= Alessandro Parisotti =

Italian composer (1853–1913)

Alessandro Parisotti (24 July 1853 - 4 April 1913) was an Italian composer and music editor.

==Life and career==
Though also a composer, Alessandro Parisotti is better known today as the original editor of a collection of songs known as Arie antiche (Arie antiche: ad una voce per canto e pianoforte, Milan, 1885–1888). The original collection comprises three volumes of songs or arias published as a primer to study classical singing, but the three volumes have since been reduced to single-volumed extracts known as the 24 Italian Songs and Arias. The original Arie Antiche are still available through Ricordi, Schirmer, and Kalmus.

Parisotti collected these antique arias (arie antiche is the Italian) in what was the 19th century vogue for discovering forgotten old or antique music from the classical and baroque eras. The most famous example of this practice of reclaiming forgotten music is Mendelssohn's revival of Bach's St. Matthew Passion in Berlin (1829). The taste for rediscovered music was de rigueur among musicians and audiences of the nineteenth century, with composers lesser than Mendelssohn and Brahms participating as well. Parisotti found forgotten scores and arranged their arias (or duets) for solo singer and piano accompaniment. Parisotti romanticized the pieces by altering word placement, chordal structure and/or adding ornamentation to the vocal line. Others also did this type of editing, including the publications done by Oliver Ditson. These arrangements are still favorites for recital programming today.
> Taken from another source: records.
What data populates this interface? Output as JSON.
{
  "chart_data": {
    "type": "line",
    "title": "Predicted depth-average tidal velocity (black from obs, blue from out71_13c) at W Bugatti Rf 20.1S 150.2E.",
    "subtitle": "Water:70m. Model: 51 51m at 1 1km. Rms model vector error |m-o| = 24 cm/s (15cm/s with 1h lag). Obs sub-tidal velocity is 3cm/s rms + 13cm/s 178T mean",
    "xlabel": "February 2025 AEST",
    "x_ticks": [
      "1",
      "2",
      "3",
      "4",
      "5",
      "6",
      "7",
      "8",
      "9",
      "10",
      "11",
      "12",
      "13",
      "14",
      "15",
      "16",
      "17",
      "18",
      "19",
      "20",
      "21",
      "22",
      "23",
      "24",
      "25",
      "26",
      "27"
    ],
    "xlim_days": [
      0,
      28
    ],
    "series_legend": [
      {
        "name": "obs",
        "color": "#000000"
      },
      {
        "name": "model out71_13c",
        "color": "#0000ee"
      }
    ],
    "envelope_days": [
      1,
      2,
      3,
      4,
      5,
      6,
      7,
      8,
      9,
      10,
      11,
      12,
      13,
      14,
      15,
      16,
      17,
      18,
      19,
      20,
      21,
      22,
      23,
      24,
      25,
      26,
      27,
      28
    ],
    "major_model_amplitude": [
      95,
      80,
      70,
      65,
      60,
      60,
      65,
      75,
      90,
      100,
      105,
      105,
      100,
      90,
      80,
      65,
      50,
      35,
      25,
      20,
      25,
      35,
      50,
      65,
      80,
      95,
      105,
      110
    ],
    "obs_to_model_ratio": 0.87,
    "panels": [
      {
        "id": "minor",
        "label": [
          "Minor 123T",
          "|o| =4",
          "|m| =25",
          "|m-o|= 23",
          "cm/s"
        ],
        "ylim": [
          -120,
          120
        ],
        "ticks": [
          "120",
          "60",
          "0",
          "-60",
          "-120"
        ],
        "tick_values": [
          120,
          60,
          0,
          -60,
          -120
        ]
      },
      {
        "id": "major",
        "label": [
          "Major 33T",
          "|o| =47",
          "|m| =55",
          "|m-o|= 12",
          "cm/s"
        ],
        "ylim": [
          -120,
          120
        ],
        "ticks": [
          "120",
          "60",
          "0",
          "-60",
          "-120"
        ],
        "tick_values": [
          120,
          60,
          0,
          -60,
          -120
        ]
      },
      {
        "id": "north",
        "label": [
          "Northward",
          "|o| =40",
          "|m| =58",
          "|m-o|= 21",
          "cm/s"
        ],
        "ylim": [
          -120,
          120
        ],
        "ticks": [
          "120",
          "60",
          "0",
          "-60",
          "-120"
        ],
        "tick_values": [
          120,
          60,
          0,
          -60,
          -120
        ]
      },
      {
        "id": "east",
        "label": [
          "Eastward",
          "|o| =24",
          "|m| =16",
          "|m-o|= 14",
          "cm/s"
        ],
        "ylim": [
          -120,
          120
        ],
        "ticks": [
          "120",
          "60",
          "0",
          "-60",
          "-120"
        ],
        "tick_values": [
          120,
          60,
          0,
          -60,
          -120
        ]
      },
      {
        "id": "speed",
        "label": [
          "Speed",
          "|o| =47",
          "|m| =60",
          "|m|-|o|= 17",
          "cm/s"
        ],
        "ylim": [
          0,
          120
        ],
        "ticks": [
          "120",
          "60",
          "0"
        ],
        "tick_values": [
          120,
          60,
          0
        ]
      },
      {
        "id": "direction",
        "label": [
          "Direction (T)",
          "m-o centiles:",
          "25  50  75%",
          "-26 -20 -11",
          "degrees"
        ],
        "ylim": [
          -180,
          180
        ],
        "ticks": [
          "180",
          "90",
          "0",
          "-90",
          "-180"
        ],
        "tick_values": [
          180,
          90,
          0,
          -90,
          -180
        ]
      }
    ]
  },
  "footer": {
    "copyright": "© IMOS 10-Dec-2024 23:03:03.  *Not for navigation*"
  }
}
Notable students include pianist and composer Lucia Contini Anselmi.

In his collection, Parisotti attributed the song "Se tu m'ami" to Giovanni Battista Pergolesi, but as no early manuscripts of this song have been located, scholars now believe that Parisotti composed the piece himself. The text for the song was taken from a collection called "Di canzonette e di cantate librue due" by Paolo Rolli, published in London in 1727.